Я ничего не ответил.

— Я спросила, она красивее меня?

— Да, — ответил я.

— Прекрасно, — сказала Карин. — И моложе?

— Немного.

— Значит, моложе. Знаешь, что ты такое? Ты — самый большой кусок дерьма, какой только есть на свете. Знаешь, как давно мы женаты? Десять лет! — Я испугался, что она сейчас скажет: «Я подарила тебе лучшие годы моей жизни», — и она это тут же сказала.

— «Подарила!» — улыбнулся я.

— Да! — вдруг завопила она как безумная. — Подарила! А кто заботился о тебе и ждал тебя, часто месяцами, и за эти годы подурнел и постарел, а теперь ты отшвыриваешь его в сторону, как клочок бумаги? Кто отказал всем приятным молодым людям и выбрал тебя, а этих молодых людей было множество, и ты это знаешь. Это я! Я это сделала! Я ношу на пальце твое обручальное кольцо. Ты надел мне его. И обещал хранить мне верность в счастье и в горе, в нужде и болезни до самой…

— Нет. Мы с тобой не венчались в церкви, — перебил я ее. — Только в загсе. Так что не надо, Карин.

— Потому что ты не хотел в церкви! И не хотел носить кольцо!

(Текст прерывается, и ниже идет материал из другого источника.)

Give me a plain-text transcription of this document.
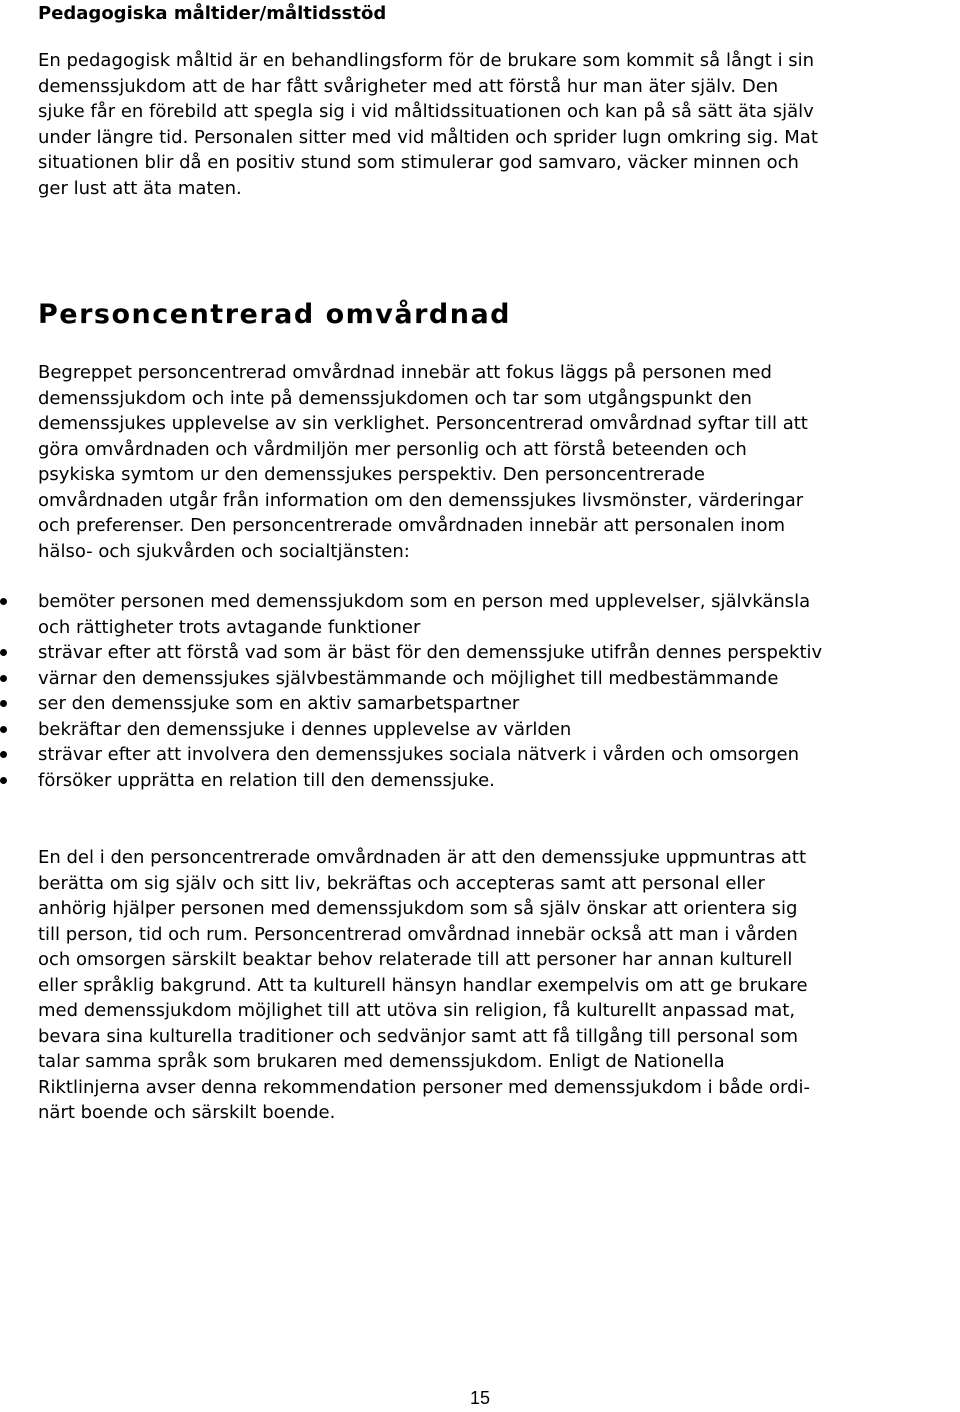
Pedagogiska måltider/måltidsstöd

En pedagogisk måltid är en behandlingsform för de brukare som kommit så långt i sin
demenssjukdom att de har fått svårigheter med att förstå hur man äter själv. Den
sjuke får en förebild att spegla sig i vid måltidssituationen och kan på så sätt äta själv
under längre tid. Personalen sitter med vid måltiden och sprider lugn omkring sig. Mat
situationen blir då en positiv stund som stimulerar god samvaro, väcker minnen och
ger lust att äta maten.

Personcentrerad omvårdnad

Begreppet personcentrerad omvårdnad innebär att fokus läggs på personen med
demenssjukdom och inte på demenssjukdomen och tar som utgångspunkt den
demenssjukes upplevelse av sin verklighet. Personcentrerad omvårdnad syftar till att
göra omvårdnaden och vårdmiljön mer personlig och att förstå beteenden och
psykiska symtom ur den demenssjukes perspektiv. Den personcentrerade
omvårdnaden utgår från information om den demenssjukes livsmönster, värderingar
och preferenser. Den personcentrerade omvårdnaden innebär att personalen inom
hälso- och sjukvården och socialtjänsten:

bemöter personen med demenssjukdom som en person med upplevelser, självkänsla
och rättigheter trots avtagande funktioner
strävar efter att förstå vad som är bäst för den demenssjuke utifrån dennes perspektiv
värnar den demenssjukes självbestämmande och möjlighet till medbestämmande
ser den demenssjuke som en aktiv samarbetspartner
bekräftar den demenssjuke i dennes upplevelse av världen
strävar efter att involvera den demenssjukes sociala nätverk i vården och omsorgen
försöker upprätta en relation till den demenssjuke.

En del i den personcentrerade omvårdnaden är att den demenssjuke uppmuntras att
berätta om sig själv och sitt liv, bekräftas och accepteras samt att personal eller
anhörig hjälper personen med demenssjukdom som så själv önskar att orientera sig
till person, tid och rum. Personcentrerad omvårdnad innebär också att man i vården
och omsorgen särskilt beaktar behov relaterade till att personer har annan kulturell
eller språklig bakgrund. Att ta kulturell hänsyn handlar exempelvis om att ge brukare
med demenssjukdom möjlighet till att utöva sin religion, få kulturellt anpassad mat,
bevara sina kulturella traditioner och sedvänjor samt att få tillgång till personal som
talar samma språk som brukaren med demenssjukdom. Enligt de Nationella
Riktlinjerna avser denna rekommendation personer med demenssjukdom i både ordi-
närt boende och särskilt boende.

15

Только теперь до меня дошло, почему! Бедные мои родители, они предостерегали меня, особенно папа. Теперь их нет в живых. И у меня никого нет на всем свете. Кроме тебя. Но и тебя у меня уже давно нет, вечно ты был где-то далеко, в тысячах миль от дома. Я чувствовала, как ты удаляешься от меня все дальше и дальше, но ты хотя бы всегда возвращался домой, и соседи видели, что ты приехал, у меня был муж, который много ездил по делам, был не очень здоров и часто кричал во сне. Теперь до меня дошло также, почему ты кричал во сне.

— Не говори глупостей, — сказал я. — Я кричу во сне уже много лет. А с этой женщиной познакомился, только приехав в Канны.

— Как ее зовут?

Я промолчал.

— Не очень трудно это выяснить.

— Да, не очень.

— Я это сделаю, — сказала Карин. — И устрою этой потаскушке такую веселенькую жизнь, что ей придется бежать из Канн без оглядки. Смело могу тебя в этом заверить.

— Как ты собираешься это сделать?

— А это уж моя забота! Разрушить семью! Эта шлюха! Эта проклятая…

— Говорю тебе, она не знала, что я женат, и я с ней не спал.

— Тебя я уничтожу с ней заодно! У Густава! На твоей фирме! Я им такое порасскажу! Мы еще поглядим, оставят ли за тобой твою распрекрасную работу, при которой ты только шляешься по всему свету и спишь с проститутками!

— Ты не можешь меня уничтожить, — сказал я, — не уничтожив заодно и себя. Ты ведь хочешь жить, так? Значит, нам нужны деньги, женаты мы с тобой или нет. Ты же не хочешь голодать, верно?

15

Чтоб мне провалиться на этом месте (англ.).